What is the sum notation equivalent to this series?

Question

I tried to solve this question

Find radius of convergence of the series
$$1+ \frac{a.b}{1.c}z + \frac{a(a+1)b(b+1)}{1.2...c(c+1)}z^2+.... $$

The book answer is 1

I cant obtain the nth term in the series ?

Answer 1

OK, here is my best guess based on your notation (I think this is correct):

It goes from $a$ to $a(a + 1)$ and then, presumably to $a(a + 1)(a + 2)$, etc. and likewise for $b$. So that's simple to write--it's part of a factorial:

$$ a(a + 1)(a + 2)...(a + n) = \frac{(a + n)!}{(a - 1)!} $$

Then, again, likewise for $b$ and $c$ (except $c$ is on the bottom), then, in addition, you have an $n!$ on the bottom (with the $c$):

$$ \frac{(c - 1)!}{(a - 1)!(b - 1)!}\sum_{n = 0}^\infty \frac{(a - 1 + n)!(b - 1 + n)!}{n!(c - 1 + n)!}z^n $$

(note that when $i = 0$, the factorials give $(a - 1)!$, $(b - 1)!$, and $(c - 1)!$ which all cancel with the coefficient on the outside)

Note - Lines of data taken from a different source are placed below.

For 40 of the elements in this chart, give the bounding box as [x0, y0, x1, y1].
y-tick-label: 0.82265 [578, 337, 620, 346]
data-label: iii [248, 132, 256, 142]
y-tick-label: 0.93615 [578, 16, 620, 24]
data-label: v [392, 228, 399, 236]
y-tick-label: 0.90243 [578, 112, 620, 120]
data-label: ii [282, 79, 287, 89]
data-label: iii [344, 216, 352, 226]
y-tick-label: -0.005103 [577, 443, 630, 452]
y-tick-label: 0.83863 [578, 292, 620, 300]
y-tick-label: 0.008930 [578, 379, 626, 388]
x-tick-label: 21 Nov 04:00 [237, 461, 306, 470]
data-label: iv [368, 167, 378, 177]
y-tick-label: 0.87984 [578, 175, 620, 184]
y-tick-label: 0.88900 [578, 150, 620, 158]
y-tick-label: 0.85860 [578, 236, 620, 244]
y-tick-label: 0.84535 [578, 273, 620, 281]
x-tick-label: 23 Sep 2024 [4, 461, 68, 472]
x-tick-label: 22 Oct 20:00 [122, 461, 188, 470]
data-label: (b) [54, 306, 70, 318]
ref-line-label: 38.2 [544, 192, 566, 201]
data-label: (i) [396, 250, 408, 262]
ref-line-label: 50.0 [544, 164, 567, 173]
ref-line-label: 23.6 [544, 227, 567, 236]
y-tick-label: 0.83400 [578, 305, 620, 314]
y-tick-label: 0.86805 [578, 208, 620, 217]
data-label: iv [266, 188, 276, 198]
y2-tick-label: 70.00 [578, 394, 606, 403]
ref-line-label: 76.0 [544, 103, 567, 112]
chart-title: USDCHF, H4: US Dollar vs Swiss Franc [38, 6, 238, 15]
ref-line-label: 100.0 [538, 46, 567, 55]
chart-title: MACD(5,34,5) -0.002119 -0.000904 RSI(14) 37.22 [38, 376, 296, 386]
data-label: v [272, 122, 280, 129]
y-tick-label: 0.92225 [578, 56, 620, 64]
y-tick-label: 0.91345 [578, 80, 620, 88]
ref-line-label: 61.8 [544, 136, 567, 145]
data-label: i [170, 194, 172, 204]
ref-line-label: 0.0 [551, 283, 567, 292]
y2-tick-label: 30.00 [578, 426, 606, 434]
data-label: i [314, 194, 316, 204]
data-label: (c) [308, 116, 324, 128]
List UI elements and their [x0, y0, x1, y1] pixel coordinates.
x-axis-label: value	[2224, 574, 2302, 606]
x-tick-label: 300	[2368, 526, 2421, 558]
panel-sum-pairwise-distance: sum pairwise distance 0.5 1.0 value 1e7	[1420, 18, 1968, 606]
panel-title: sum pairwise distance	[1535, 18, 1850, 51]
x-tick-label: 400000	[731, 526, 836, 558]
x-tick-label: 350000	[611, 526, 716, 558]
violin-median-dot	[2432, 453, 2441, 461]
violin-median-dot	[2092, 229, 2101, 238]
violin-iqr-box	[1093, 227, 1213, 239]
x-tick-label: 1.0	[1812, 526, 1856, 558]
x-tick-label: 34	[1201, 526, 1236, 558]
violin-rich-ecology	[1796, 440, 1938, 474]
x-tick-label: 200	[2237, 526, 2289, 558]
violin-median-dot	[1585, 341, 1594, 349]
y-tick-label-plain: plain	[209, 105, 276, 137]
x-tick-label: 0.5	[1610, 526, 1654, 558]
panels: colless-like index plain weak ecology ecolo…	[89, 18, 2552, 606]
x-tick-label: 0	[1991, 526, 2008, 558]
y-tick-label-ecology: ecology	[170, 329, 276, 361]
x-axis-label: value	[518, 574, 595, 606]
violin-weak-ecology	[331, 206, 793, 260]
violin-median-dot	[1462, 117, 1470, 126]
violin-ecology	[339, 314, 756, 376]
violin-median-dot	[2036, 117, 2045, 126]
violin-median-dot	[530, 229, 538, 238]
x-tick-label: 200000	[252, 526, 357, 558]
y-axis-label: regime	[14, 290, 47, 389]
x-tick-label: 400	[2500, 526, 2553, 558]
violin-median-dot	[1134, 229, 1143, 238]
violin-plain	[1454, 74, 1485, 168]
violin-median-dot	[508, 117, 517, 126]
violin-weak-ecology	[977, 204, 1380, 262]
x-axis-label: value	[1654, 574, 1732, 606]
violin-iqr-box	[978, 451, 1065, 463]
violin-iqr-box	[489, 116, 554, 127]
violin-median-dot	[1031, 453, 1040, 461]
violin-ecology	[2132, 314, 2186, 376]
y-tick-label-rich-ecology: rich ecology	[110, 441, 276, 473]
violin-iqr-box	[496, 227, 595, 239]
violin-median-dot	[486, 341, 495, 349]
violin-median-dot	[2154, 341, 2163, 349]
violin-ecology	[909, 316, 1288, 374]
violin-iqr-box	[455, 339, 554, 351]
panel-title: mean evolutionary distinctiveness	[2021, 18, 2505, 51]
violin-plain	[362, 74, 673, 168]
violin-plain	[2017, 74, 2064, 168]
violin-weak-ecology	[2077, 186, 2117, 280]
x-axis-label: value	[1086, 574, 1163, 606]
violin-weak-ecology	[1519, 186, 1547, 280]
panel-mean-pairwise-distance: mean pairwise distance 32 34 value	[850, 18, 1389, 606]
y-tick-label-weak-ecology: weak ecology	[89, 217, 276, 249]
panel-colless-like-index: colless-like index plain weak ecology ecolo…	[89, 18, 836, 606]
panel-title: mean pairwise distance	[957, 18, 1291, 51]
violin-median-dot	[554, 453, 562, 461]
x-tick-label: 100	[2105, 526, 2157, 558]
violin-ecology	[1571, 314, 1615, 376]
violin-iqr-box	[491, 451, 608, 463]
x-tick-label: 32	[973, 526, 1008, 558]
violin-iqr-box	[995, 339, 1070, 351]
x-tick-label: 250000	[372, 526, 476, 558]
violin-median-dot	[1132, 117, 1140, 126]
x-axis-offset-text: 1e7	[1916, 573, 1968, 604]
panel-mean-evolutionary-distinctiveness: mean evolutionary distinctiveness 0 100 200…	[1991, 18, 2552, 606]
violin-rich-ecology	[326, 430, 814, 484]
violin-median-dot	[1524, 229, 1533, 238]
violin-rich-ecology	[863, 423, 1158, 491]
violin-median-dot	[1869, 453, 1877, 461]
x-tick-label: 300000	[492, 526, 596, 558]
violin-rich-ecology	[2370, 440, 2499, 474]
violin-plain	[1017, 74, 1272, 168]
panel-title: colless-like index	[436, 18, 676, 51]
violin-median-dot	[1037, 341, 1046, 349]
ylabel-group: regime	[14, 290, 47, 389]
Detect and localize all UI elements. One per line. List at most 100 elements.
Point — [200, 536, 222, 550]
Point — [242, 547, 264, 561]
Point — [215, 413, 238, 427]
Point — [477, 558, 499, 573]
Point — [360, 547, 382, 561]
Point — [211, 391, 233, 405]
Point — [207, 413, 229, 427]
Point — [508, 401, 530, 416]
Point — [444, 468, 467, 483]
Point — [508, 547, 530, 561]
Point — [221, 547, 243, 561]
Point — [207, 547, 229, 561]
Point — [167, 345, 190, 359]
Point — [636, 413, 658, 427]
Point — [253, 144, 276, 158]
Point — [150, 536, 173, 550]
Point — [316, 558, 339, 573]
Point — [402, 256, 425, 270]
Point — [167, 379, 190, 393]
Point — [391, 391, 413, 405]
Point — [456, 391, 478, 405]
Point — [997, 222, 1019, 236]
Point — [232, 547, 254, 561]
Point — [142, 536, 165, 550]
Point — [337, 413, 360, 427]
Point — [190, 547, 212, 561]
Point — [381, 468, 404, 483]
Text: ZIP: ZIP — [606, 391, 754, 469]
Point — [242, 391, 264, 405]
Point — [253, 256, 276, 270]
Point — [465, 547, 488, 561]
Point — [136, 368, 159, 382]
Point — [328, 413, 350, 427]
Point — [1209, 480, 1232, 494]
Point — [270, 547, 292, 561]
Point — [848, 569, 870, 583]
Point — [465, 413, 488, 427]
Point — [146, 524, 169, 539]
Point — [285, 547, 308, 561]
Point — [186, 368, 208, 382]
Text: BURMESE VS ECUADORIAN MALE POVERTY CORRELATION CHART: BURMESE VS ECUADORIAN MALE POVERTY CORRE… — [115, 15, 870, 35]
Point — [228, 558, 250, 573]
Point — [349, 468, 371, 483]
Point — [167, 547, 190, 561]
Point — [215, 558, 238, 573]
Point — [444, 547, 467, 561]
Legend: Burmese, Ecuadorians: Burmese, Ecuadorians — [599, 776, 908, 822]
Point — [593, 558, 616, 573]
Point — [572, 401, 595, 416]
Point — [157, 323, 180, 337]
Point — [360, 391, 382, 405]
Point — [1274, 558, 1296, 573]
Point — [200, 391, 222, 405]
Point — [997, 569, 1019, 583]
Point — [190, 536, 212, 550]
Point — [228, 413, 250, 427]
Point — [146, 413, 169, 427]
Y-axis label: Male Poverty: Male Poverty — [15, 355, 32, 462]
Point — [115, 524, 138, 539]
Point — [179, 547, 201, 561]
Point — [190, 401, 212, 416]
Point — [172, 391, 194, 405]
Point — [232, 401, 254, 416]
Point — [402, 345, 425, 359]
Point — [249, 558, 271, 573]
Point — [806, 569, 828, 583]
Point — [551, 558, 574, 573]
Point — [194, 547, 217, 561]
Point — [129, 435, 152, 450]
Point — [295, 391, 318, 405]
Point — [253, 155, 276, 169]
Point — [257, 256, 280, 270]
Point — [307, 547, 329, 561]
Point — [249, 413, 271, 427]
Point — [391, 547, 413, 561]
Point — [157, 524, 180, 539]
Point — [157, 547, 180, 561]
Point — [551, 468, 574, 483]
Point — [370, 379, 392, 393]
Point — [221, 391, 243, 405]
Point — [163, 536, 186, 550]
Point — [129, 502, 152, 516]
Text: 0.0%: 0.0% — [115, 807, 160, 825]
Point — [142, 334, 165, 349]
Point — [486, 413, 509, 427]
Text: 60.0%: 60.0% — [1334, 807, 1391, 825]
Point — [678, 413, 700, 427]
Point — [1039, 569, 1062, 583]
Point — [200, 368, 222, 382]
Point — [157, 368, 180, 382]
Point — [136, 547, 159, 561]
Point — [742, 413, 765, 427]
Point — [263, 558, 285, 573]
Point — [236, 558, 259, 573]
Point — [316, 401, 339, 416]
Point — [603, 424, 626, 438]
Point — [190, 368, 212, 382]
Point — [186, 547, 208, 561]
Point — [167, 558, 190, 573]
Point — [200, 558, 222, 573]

To find the convergence, you would just use the ratio test:

$$ \frac{a_{n + 1}}{a_n} = \frac{(a + n)(b + n)}{(n + 1)(c + n)}z $$

Take the limit as $n \rightarrow \infty$:

$$ \lim_{n \rightarrow \infty} \frac{(a + n)(b + n)}{(n + 1)(c + n)}z = \lim_{n\rightarrow \infty}\frac{n^2}{n^2}z = z $$

This zeries definitely converges when $|z| < 1$ (by the ratio test). However, you now need go back and check $z = 1$ and $z = -1$. I think it would diverge here but it may depend on the value of $a$, $b$, and $c$ (if the coefficients go to zero, then it converges when $z = -1$ by the alternating series test).

Answer 2

Hint: $$a_1=1\text{ and }\\ a_{n\forall n\geq2}=\dfrac{(a+n-1)!(b+n-1)!(c-1)!}{(n-1)!(a-1)!(b-1)!(c-n+1)!}z^{n-1},\text{ assuming $1.2...c(x-1)=1\times2\times c\times (x-1)$.}$$

Answer 3

In terms of rising factorial powers (Knuth's term/notation): $$ x^{\overline{r}} = x (x + 1) \cdots (x + r - 1) $$ your sum seems to be: $$ S(z) = \sum_{n \ge 0} \frac{a^{\overline{n}} b^{\overline{n}}}{n! c^{\overline{n}}} z^n $$ By the ratio test: $$ \frac{\frac{a^{\overline{n + 1}} b^{\overline{n + 1}}}{(n + 1)! c^{\overline{n + 1}}}} {\frac{a^{\overline{n}} b^{\overline{n}}}{n! c^{\overline{n}}}} = \frac{(a + n) (b + n)}{(n + 1) (c + n)} $$ The limit of this is clearly 1, so your serie's convergence radius is 1.